How to actually preload fonts

The best way to avoid layout shifts that occur because of font loading delays is to serve them from your own domain and preload them. The thing is, doing it correctly is kinda unintuitive. You’d think doing this would work:

<link
  rel="preload"
  href="/fonts/MerchantREGRound.woff2"
  as="font"
  type="font/woff2"
/>

<style>
  @font-face {
    font-family: "Merchant";
    font-weight: 400;
    src: url("/fonts/MerchantREGRound.woff2");
  }
</style>

You’ve got your Webfont files served from your domain, which lets the browser save on one TCP round-trip (not to mention you’ve stopped Google from snooping on your visitors), but this doesn’t quite work:

I'm reloading a browser window with 4 big bold words and two buttons. As I do, the buttons jump around in the first 300ms of the reload.

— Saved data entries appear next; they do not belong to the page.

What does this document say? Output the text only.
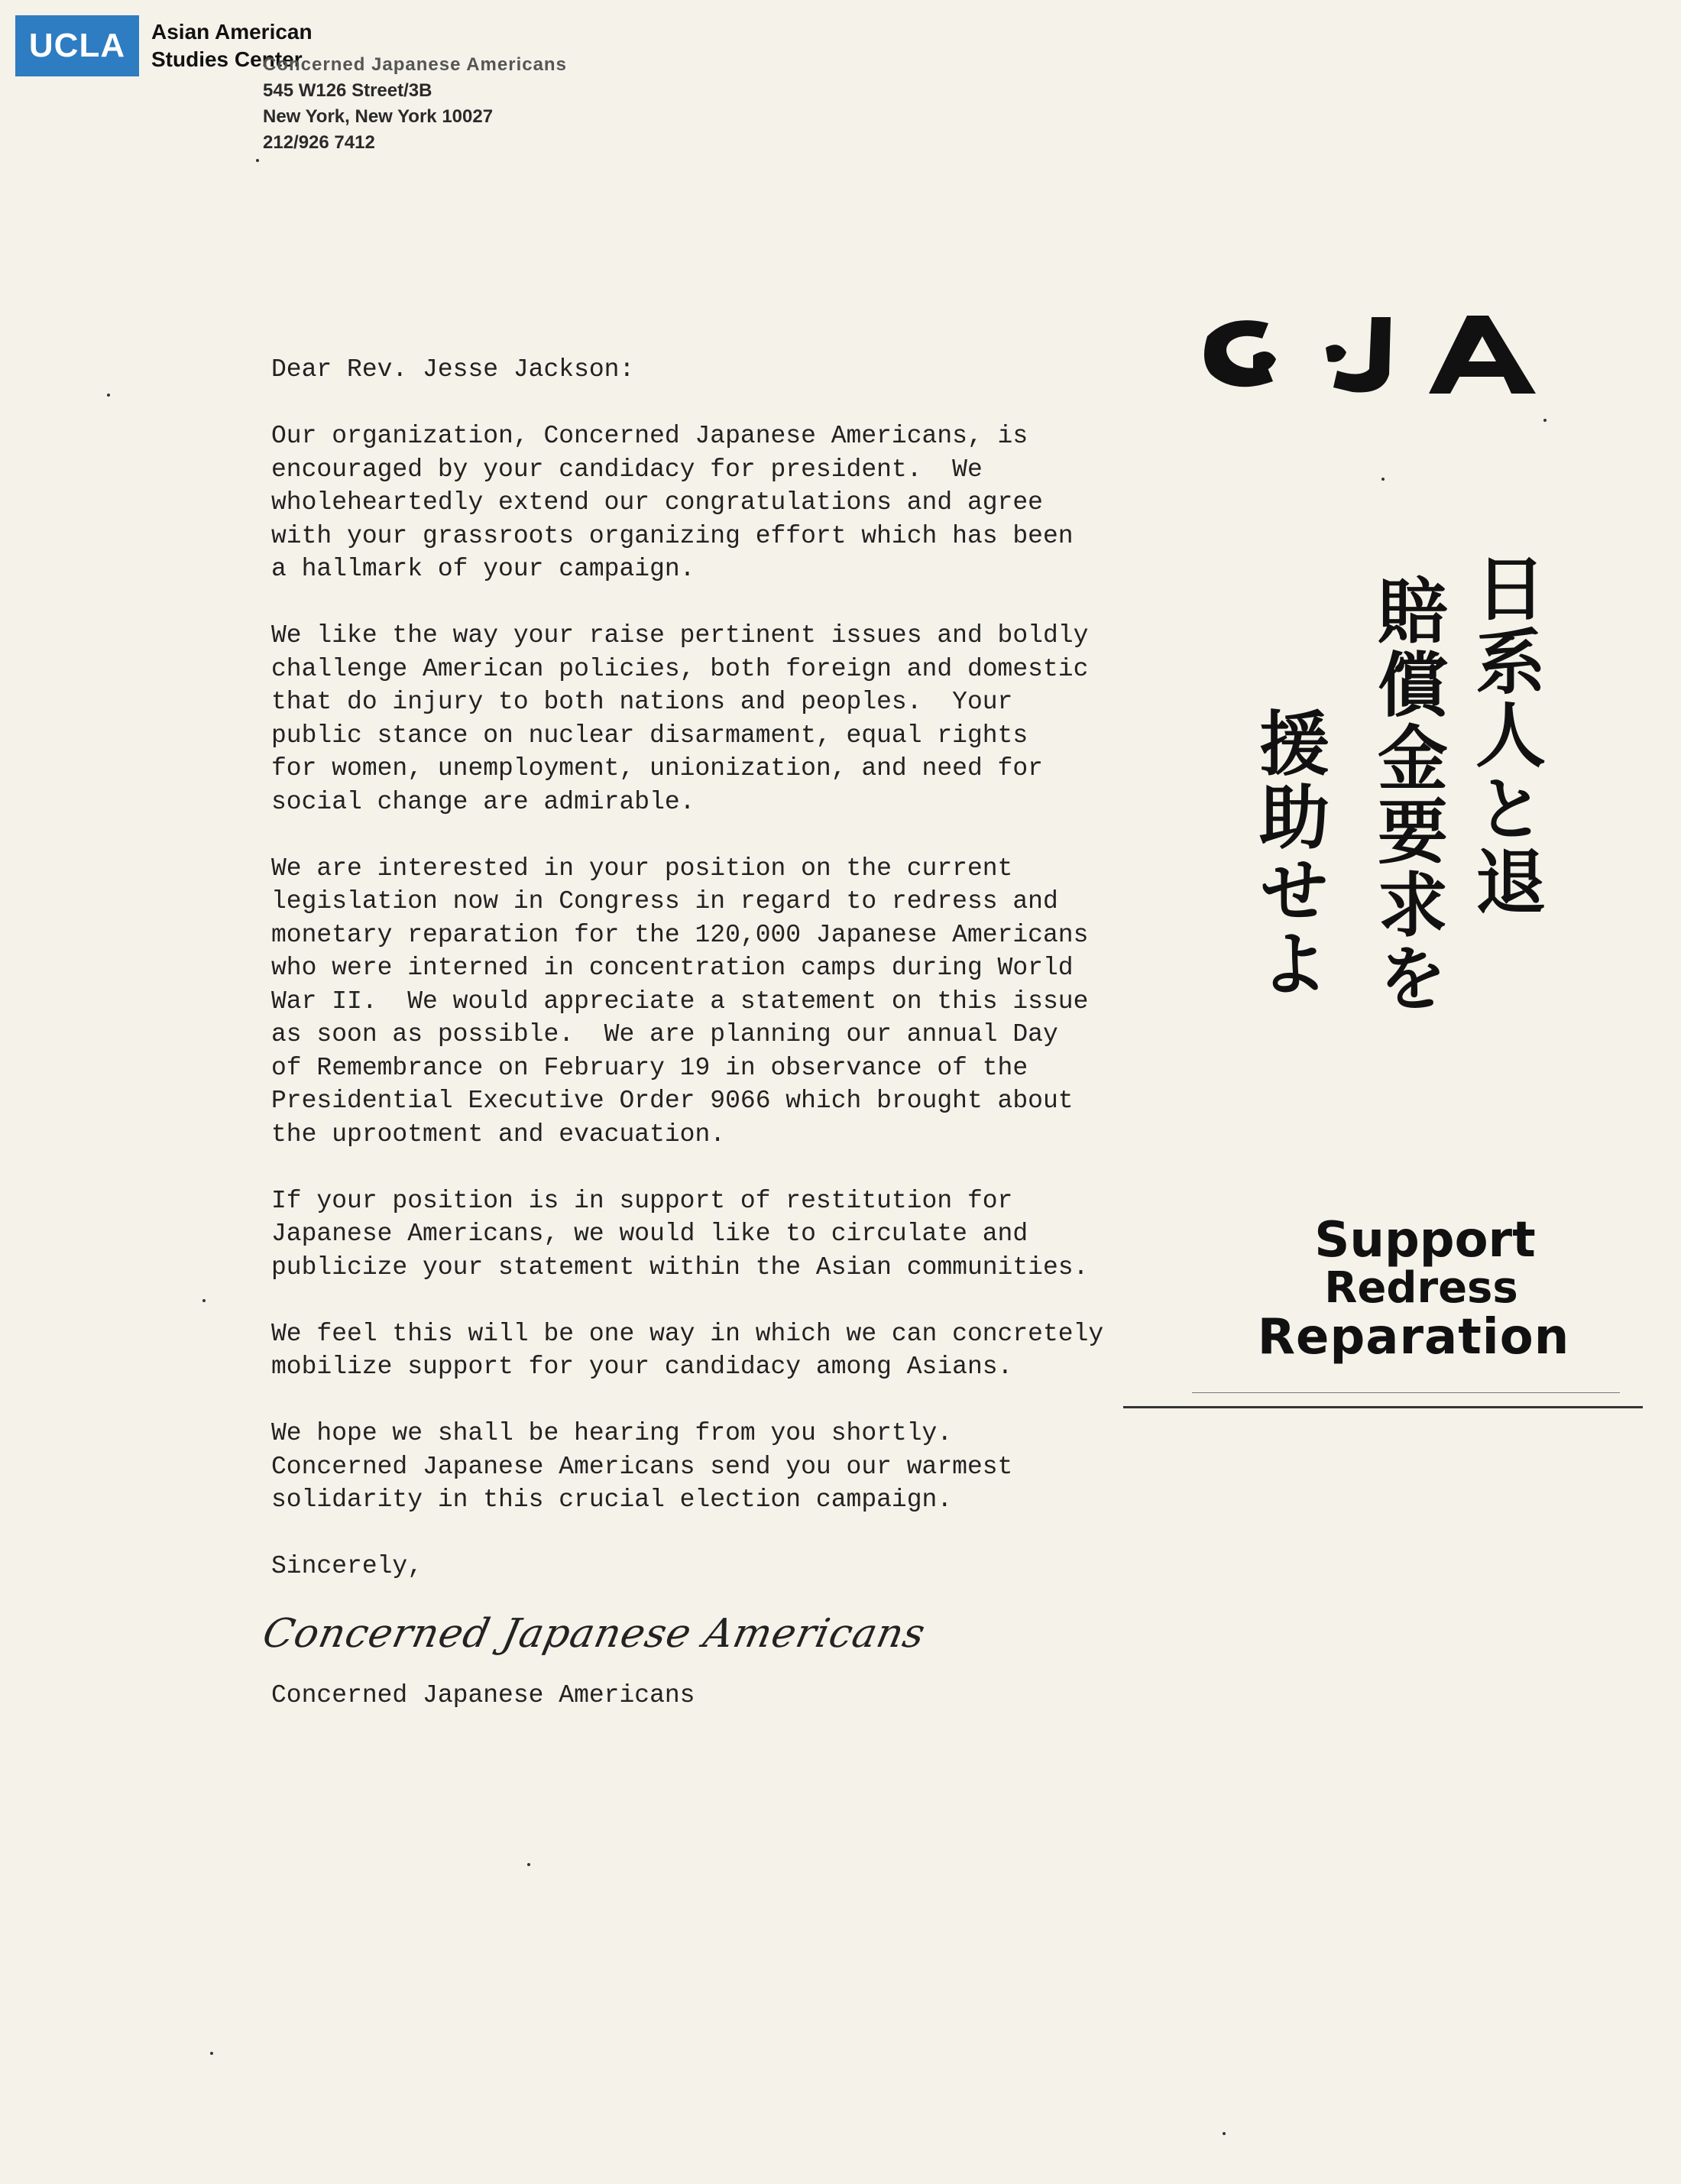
UCLA Asian American
Studies Center
Concerned Japanese Americans
545 W126 Street/3B
New York, New York 10027
212/926 7412
CJA
日系人と退
賠償金要求を
援助せよ
Support
Redress
Reparation
Dear Rev. Jesse Jackson:
Our organization, Concerned Japanese Americans, is
encouraged by your candidacy for president.  We
wholeheartedly extend our congratulations and agree
with your grassroots organizing effort which has been
a hallmark of your campaign.
We like the way your raise pertinent issues and boldly
challenge American policies, both foreign and domestic
that do injury to both nations and peoples.  Your
public stance on nuclear disarmament, equal rights
for women, unemployment, unionization, and need for
social change are admirable.
We are interested in your position on the current
legislation now in Congress in regard to redress and
monetary reparation for the 120,000 Japanese Americans
who were interned in concentration camps during World
War II.  We would appreciate a statement on this issue
as soon as possible.  We are planning our annual Day
of Remembrance on February 19 in observance of the
Presidential Executive Order 9066 which brought about
the uprootment and evacuation.
If your position is in support of restitution for
Japanese Americans, we would like to circulate and
publicize your statement within the Asian communities.
We feel this will be one way in which we can concretely
mobilize support for your candidacy among Asians.
We hope we shall be hearing from you shortly.
Concerned Japanese Americans send you our warmest
solidarity in this crucial election campaign.
Sincerely,
Concerned Japanese Americans
Concerned Japanese Americans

All I’m doing in that video is reloading the page. Watch the New and Join buttons on the bottom right, see how they jump around? That’s happening because the fallback font I use doesn’t have the same letter-spacing as my fancy, custom font.

The issue isn’t that the preload isn’t fast enough, it’s that the preload isn’t happening at all. You need a crossorigin attribute on your preload <link> tag to actually kick it off:

<link
  rel="preload"
  href="/fonts/MerchantREGRound.woff2"
  as="font"
  type="font/woff2"
  crossorigin
/>

And now, no intial layout shift:

The same browser window as before, but without the buttons jumping around

The crossorigin attribute tells the browser to send over CORS headers with this request. As far as I can tell, the issue doesn’t have anything to do with CORS since we’re preloading from the same origin, but instead with browsers requiring that font preloads to have CORS headers. With no value, the crossorigin attribute defaults to same-origin, and forces CORS headers.